Saturday, December 1, 2012

The Bourbon Flip

It is time to begin the search for a signature holiday drink. The holidays invite tampering with classics, with bold moves and uncertain results. While the colder days of winter call for stiff and unassuming cocktails of no more than three ingredients, and the dog days of summer call for white liquors, fresh herbs and citrus, the holidays invoke a different feel. The weather is transitioning. Warm days give way to colder, although even in the more wintery north, warm days peek out for days at a time, tempting us to return the mitts and hats to the dresser and to shed that extra layer of clothing. The air is crisper. The leaves have turned, and begun their gradual migration to the streets. Ovens heat up. Turkeys and hams and roasts occupy our plates alongside yams and turnips and dressing. The frantic rush of the year closes in. Yet, somehow, this is when we breathe the best.
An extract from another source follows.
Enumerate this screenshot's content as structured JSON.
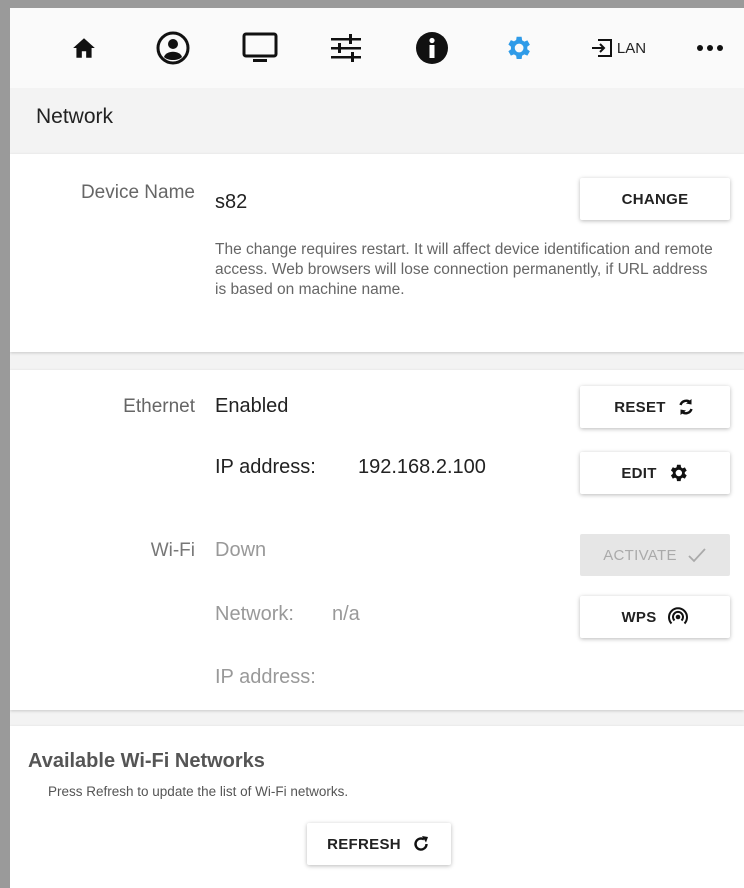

So it needs a cocktail. Actually, not necessarily a cocktail, which, as cocktail 101 informs us, historically requires the addition of bitters to make it such. I prefer the idea of a flip for the holiday. It can stand alone, or follow a decent meal. It feels wholesome and round. It even sounds festive.

So I am searching for a good bourbon flip recipe. I've had two excellent flips, one in Chicago at the Violet Hour, and another at Empire State South in Atlanta.

The Violet Hour served up a libation it called the "Cold & Delicious"

Pierre Ferrand 1840 Cognac, Dow's Ruby Port, Spice Trader Syrup, Nux Alpina Black Walnut Liqueur, Whole Egg, Apple Bitters. 

 It was both cold and delicious. But it felt wrong to me. I had just had the bartender make me an old fashioned, which he did with 12 year old rye and tobacco bitters. After such a simple and aromatic libation, the flip tasted overdone. The spices all came together, but it tasted no different from simpler flips I had had in the past (at least in my mind, this was the case).

The flip at Empire State South was decidedly simpler, and as such carried the unassuming name "bourbon flip." I had it at the end of a meal in lieu of a dessert. It was beautifully crafted, and immediately impressed upon me the fact that we had to anoint the bourbon flip as the libation of choice for the 2012 holiday season.

So I must find a recipe. The most basic seems the following, which appears as a standard recipe almost everywhere and in every book:

2 oz. bourbon
1 egg
1 tsp superfine sugar
1/2 oz cream
1/8 teaspoon grated nutmeg.

Another set of proportions over at Ladies United offers the following, which appears heavier:

3 oz. bourbon
2 oz. heavy cream
1 large egg
1 oz. spiced simple syrup

As for technique, the shaking method seems to be the popular one. To return to the classic How to Mix Drinks, the directions are as follows:
The essential in "flips" of all sorts is, to produce the smoothness by repeated pouring back and forth between two vessels, and beating up the eggs well in the first instance; the sweetening and spices according to taste.
It also calls for heating the beer (the recipe is for a rum and beer flip) to near boiling before mixing it with the rum and egg mixture. I think shaking will do, although I am untutored on the subject.